« Jusqu'à la fin du match demain, restez tranquilles… Je ne vous laisserai pas partir si ne serait-ce qu'un mot fuit. »
La voix d'Ellenia était aussi froide et calme que toujours.
On n'aururait pas cru qu'elle était celle qui avait été témoin d'un incident choquant il y a peu.
Freya, qui semblait fixer une montagne lointaine d'un air absent, tourna lentement le visage.
« Ellen, je… je ne sais pas ce qui se passe, bordel. »
« …… »
« Vraiment… C'est pas dingue, ça ? Je m'y attendais pas, mais cette rumeur était vraie… »
La réaction de Freya n'avait rien d'injustifié. Elle était parfaitement naturelle.
Pourtant, Ellenia ne parvint pas à se maîtriser.
La colère qui montait en elle explosa presque immédiatement.
Paradoxalement, qui plus est, elle eut l'impression que sa colère ne s'adressait pas seulement aux frères et sœur Borgia, mais à tout le monde.

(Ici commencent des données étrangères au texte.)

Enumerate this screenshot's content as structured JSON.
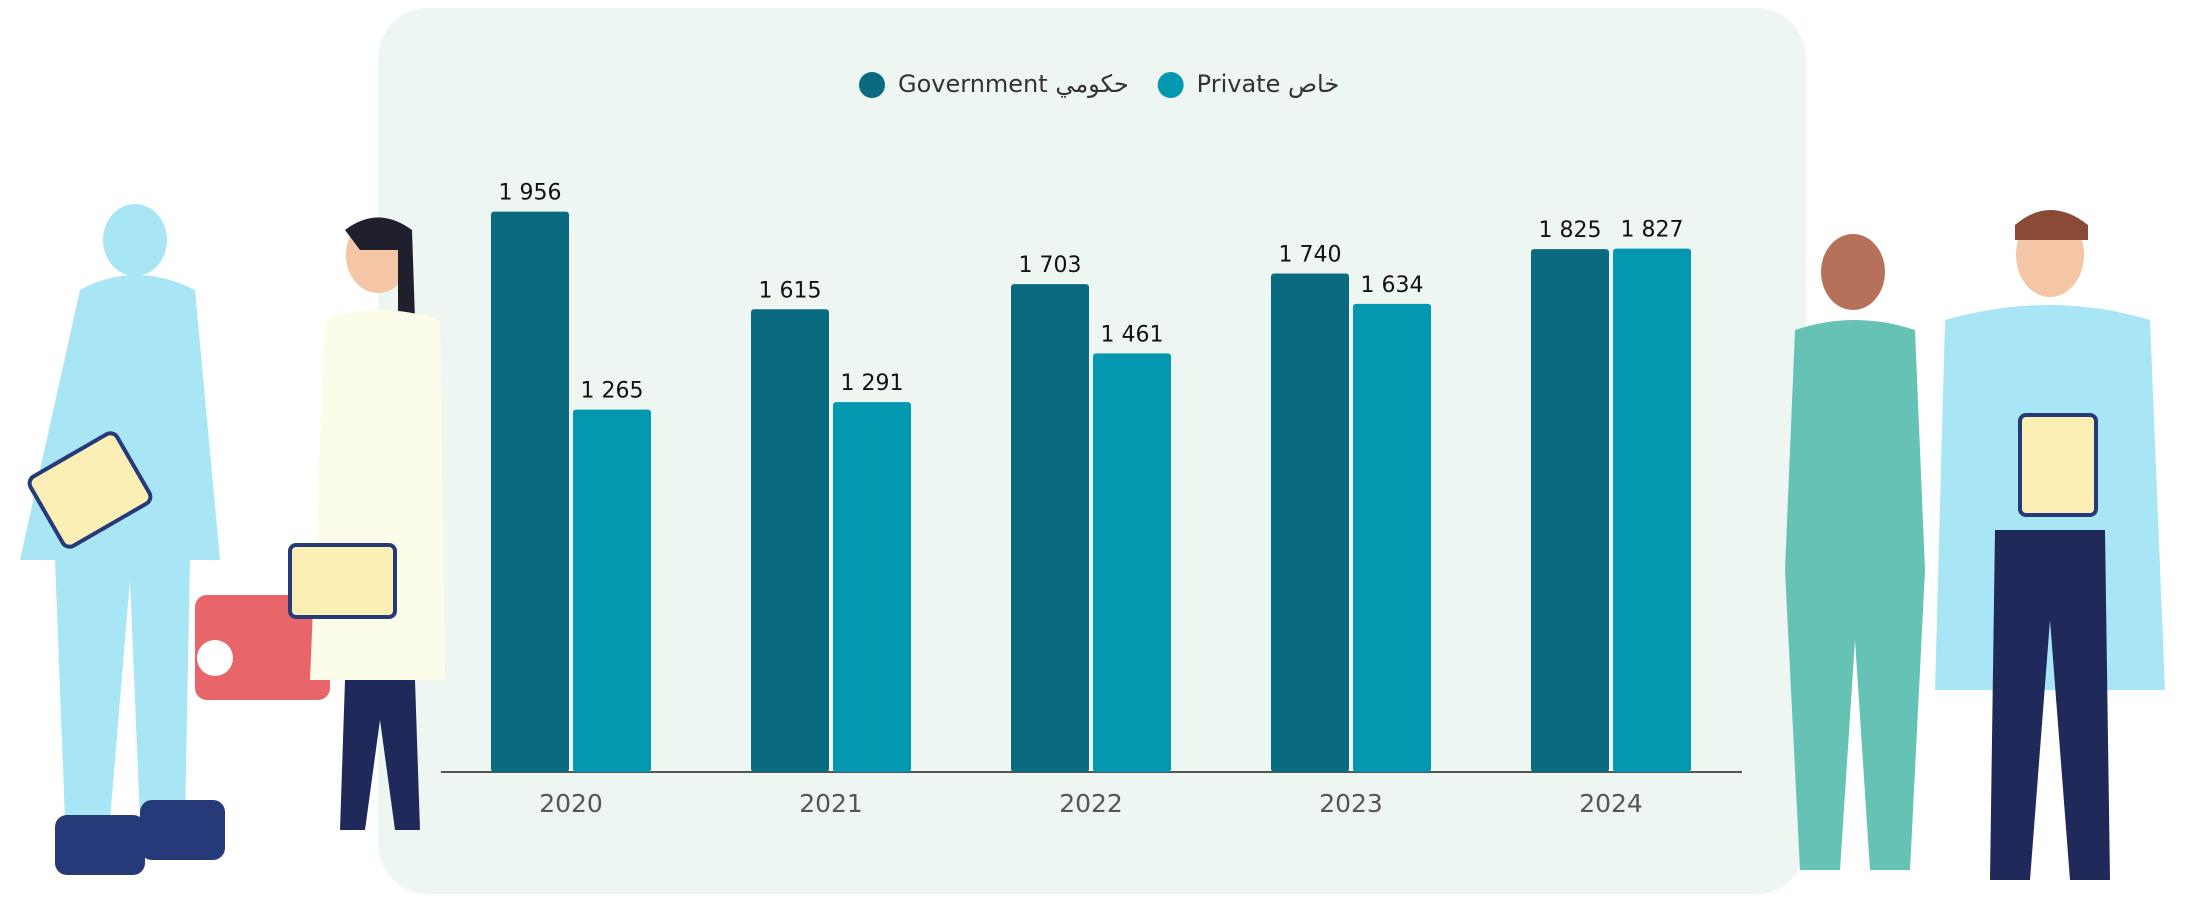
{
  "chart_data": {
    "type": "bar",
    "categories": [
      "2020",
      "2021",
      "2022",
      "2023",
      "2024"
    ],
    "series": [
      {
        "name": "Government حكومي",
        "color": "#0a6b80",
        "values": [
          1956,
          1615,
          1703,
          1740,
          1825
        ],
        "value_labels": [
          "1 956",
          "1 615",
          "1 703",
          "1 740",
          "1 825"
        ]
      },
      {
        "name": "Private خاص",
        "color": "#0397b0",
        "values": [
          1265,
          1291,
          1461,
          1634,
          1827
        ],
        "value_labels": [
          "1 265",
          "1 291",
          "1 461",
          "1 634",
          "1 827"
        ]
      }
    ],
    "ylim": [
      0,
      2000
    ]
  }
}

« Tu n'as pas entendu ce que je t'ai dit de ne rien dire ? Vous prenez la parole des Omerta pour une blague ? »
Un frisson glacé, de ceux qui font trembler le corps, lui parcourut l'échine.
Freya, qui la dévisageait les yeux violets écarquillés, finit par fermer la bouche et baisser la tête.

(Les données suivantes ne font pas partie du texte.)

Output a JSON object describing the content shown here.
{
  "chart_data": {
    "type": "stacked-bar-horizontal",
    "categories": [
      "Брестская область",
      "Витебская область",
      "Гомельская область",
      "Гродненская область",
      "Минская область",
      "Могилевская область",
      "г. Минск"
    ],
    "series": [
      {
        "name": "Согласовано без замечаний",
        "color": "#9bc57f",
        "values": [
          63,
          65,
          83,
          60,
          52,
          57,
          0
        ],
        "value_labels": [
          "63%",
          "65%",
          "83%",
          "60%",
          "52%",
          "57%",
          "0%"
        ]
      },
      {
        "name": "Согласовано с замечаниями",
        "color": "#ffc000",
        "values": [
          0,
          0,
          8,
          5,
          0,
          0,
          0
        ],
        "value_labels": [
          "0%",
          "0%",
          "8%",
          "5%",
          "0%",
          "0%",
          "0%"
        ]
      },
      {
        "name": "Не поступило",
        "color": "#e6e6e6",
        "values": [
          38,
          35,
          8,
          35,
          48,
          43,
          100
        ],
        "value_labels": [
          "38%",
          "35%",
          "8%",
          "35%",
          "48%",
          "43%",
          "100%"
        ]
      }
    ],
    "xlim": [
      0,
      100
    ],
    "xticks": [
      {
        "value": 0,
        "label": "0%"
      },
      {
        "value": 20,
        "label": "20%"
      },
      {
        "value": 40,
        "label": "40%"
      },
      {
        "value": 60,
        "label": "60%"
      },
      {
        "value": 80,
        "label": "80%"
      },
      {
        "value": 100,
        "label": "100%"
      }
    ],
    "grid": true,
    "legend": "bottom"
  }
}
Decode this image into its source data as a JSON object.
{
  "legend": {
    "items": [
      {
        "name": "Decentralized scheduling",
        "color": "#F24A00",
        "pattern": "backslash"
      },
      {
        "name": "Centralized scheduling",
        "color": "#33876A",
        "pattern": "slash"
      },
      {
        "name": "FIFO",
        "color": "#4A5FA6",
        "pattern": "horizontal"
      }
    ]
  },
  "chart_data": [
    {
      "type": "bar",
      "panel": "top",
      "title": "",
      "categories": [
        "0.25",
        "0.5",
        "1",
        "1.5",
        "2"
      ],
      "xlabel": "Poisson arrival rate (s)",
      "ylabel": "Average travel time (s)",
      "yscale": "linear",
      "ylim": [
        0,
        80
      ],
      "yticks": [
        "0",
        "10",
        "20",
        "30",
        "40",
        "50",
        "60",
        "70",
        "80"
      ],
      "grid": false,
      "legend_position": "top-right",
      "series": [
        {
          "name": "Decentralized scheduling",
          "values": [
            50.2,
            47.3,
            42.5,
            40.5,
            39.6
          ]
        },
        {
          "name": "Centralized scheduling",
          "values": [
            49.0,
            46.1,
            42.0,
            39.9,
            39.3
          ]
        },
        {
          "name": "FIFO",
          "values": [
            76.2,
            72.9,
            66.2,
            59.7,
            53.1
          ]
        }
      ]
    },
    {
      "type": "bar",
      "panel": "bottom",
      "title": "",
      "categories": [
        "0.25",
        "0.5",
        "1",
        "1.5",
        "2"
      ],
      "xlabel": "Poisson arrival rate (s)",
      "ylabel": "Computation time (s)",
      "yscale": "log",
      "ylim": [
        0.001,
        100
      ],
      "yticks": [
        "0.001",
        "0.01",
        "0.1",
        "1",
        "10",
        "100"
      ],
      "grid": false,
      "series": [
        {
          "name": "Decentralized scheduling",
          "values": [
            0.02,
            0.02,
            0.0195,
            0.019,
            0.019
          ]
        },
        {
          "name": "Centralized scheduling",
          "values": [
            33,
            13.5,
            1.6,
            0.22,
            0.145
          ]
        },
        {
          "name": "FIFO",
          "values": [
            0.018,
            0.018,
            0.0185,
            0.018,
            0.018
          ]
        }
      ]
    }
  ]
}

Pour une raison quelconque, Ellenia n'eut pas envie de s'excuser, alors elle la laissa s'éloigner toute seule.
À la place, elle se tourna en silence vers les deux chevaliers ébranlés qui allumaient leurs cigarettes de feuilles.
« Dites quelque chose. »
« Mais la princesse vient de dire de ne rien dire… »

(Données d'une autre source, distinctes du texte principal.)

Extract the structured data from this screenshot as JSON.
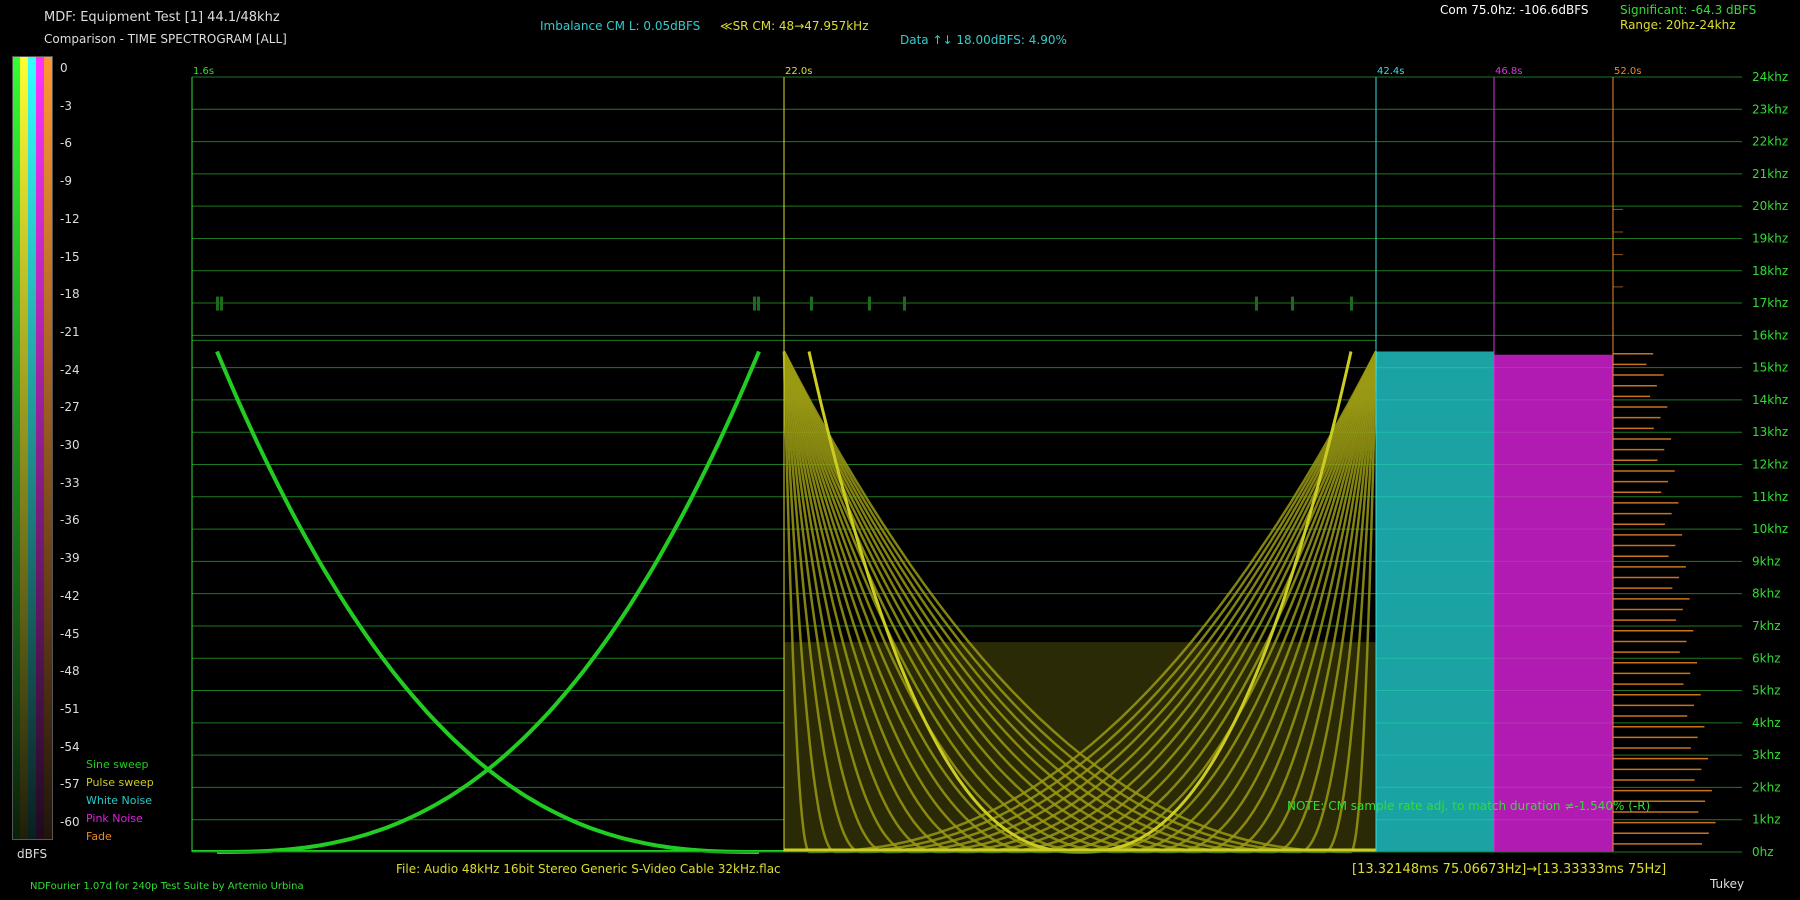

« Je savais qu'un truc chiant finirait par arriver, c'est juste la poisse. Elle fait partie des Omerta, après tout. »
Ça voulait dire que c'était l'œuvre de la famille Omertan. Et un Omerta n'avait pas à interroger l'un des siens.
En même temps, cependant, les Omerta faisaient aussi partie des Chevaliers Longinus. Paladins ayant prêté allégeance au Saint-Graal et défenseurs du Nord.
« Je sais même pas ce que je pense en ce moment. J-j'sais même pas ce que j'ai vu. Quelqu'un me dise qu'un petit d'une bête amoureuse de la Duchesse s'est glissé là et nous a fait halluciner. »
Ivan marmonna avec une mine inhabituelle, incapable de chasser l'incident de son esprit.
Vu qu'il n'avait même pas juré, il semblait passablement choqué.
Camu, qui exhalait la fumée avec une mine presque identique à celle d'Ivan, son air batailleur habituel absent, lui donna un coup de coude.
Il ne ressemblait guère à un paladin sur le coup. Ellenia cessa de froncer les sourcils.
Elle comprenait l'humeur d'Ivan, mais était-ce le moment de spéculer ?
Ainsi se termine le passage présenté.